Written by Davis with producer/songwriter Forest Glen Whitehead and Adam Hambrick, “What I Wanna Be” is a song that calls out the mundane dating expectations like, “I know what you’re thinking, here comes another pick up line you’ll shoot down…” and gives an enticing look into a romantic future, “Wanna wake in the morning and feel that sunshine on your face. When I lay a kiss on you and put some pancakes on your plate.”
The “feel good” vibe found throughout “What I Wanna Be” comes naturally. “Music has always been a part of my life,” said Davis. “One of my favorite live music memories growing up was attending Jazzfest in New Orleans and seeing John Prine with my Dad and brother.”
It was his father that influenced Davis’ love for lyrics which rooted into his character, a passion for songwriting.
“I remember my Dad playing John Prine and me being in the back seat of his truck,” recalled Davis. “I leaned up front and asked, ‘what does that line mean, Dad?’ He would just laugh and say, ‘listen to the lyrics, son!
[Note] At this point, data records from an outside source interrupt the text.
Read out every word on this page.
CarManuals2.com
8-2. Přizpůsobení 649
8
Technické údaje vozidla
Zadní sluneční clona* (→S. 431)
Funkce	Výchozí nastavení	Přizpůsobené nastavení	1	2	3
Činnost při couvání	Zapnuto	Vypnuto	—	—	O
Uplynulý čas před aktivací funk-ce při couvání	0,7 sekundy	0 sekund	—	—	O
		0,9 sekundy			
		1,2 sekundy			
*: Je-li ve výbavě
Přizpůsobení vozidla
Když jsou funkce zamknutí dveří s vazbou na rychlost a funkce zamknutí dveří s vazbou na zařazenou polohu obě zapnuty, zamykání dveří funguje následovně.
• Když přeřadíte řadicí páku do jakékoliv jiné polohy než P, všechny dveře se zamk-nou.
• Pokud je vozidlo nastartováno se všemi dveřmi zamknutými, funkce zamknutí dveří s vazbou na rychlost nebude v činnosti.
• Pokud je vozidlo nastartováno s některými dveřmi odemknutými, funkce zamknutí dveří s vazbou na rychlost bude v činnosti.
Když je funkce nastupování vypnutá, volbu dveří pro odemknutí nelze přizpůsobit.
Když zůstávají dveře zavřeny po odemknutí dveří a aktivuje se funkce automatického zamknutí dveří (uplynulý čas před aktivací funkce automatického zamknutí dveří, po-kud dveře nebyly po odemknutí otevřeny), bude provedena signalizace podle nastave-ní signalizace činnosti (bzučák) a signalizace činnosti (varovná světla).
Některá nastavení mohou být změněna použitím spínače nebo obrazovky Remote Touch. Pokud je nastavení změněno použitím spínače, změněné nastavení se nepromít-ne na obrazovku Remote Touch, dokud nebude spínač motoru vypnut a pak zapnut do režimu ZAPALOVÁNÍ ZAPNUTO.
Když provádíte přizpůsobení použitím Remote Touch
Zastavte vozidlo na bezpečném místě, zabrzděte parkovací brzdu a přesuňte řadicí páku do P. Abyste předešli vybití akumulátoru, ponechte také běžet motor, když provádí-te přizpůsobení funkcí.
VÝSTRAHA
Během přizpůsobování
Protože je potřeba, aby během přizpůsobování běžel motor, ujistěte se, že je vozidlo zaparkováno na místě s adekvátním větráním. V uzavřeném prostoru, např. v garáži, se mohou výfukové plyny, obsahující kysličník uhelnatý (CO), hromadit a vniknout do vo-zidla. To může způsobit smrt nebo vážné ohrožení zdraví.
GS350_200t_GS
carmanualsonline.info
Every song is telling you a story, just listen!’ I probably drove him crazy, but I started listening.”
Other musical influences in Davis’ early years came from life at home. “Around the house, we’d listen to songwriting legends like Otis Redding, James Taylor and the 90s Country greats including Garth Brooks, Tim McGraw, and Alan Jackson.”
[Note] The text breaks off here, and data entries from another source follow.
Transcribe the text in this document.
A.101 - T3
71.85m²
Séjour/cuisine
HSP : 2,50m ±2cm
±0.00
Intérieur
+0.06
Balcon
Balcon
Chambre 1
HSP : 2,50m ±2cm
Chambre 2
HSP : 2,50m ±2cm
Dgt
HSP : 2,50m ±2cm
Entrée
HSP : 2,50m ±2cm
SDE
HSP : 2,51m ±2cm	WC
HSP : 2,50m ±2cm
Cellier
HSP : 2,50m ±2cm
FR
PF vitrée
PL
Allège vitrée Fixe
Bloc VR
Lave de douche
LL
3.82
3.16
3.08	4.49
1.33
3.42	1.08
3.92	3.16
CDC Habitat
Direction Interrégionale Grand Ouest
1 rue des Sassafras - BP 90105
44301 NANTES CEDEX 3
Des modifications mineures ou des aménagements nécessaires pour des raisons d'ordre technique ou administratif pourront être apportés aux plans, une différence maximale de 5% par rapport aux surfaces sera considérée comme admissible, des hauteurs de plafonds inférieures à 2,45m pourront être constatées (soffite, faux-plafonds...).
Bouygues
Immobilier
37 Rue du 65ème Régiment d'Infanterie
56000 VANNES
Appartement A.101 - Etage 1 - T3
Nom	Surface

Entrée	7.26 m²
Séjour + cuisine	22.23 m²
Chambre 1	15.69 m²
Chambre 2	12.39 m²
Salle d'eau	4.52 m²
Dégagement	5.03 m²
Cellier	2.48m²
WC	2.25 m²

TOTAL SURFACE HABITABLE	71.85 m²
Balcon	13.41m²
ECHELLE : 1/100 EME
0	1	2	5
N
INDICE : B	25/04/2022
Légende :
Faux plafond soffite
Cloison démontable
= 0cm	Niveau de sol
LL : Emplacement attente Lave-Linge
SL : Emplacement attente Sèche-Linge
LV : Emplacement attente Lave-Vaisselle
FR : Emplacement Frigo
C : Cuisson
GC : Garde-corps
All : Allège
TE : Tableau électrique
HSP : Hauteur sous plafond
On Sundays, the Davis family sought inspiration outside of the home and in front of the pulpit. “My mom played the piano at church, and it was there that I had my first public performance.” Davis laughs. “I think I was 5 and my brother and I sat on either side of my mom at the piano, it was cool.”
It wasn’t until Davis’ college years at LSU that he, to his surprise, had his first solo performance and took up songwriting.
“My first performance was an open mic night at a bar in Baton Rouge. I remember nervously waiting to go on stage and seeing more and more of my buddies walk through the door,” said Davis. “I was only supposed to play three songs that night, but the bar owner told me to keep playing. I don’t know if he thought I was any good…or just saw that I brought in a crowd, but I didn’t ask questions, I just kept playing.”
After graduating with an Environmental Science degree and spending a year working for an oil company, Davis decided it was time to create new future for himself in Nashville.
“I knew with everything in me that it was what I had to do,” said Davis “And there was no fighting it.”
His decision paid off quickly after catching the attention of a passionate advocate at ASCAP, and he ended up signing his first publishing deal within six months of moving to Music City.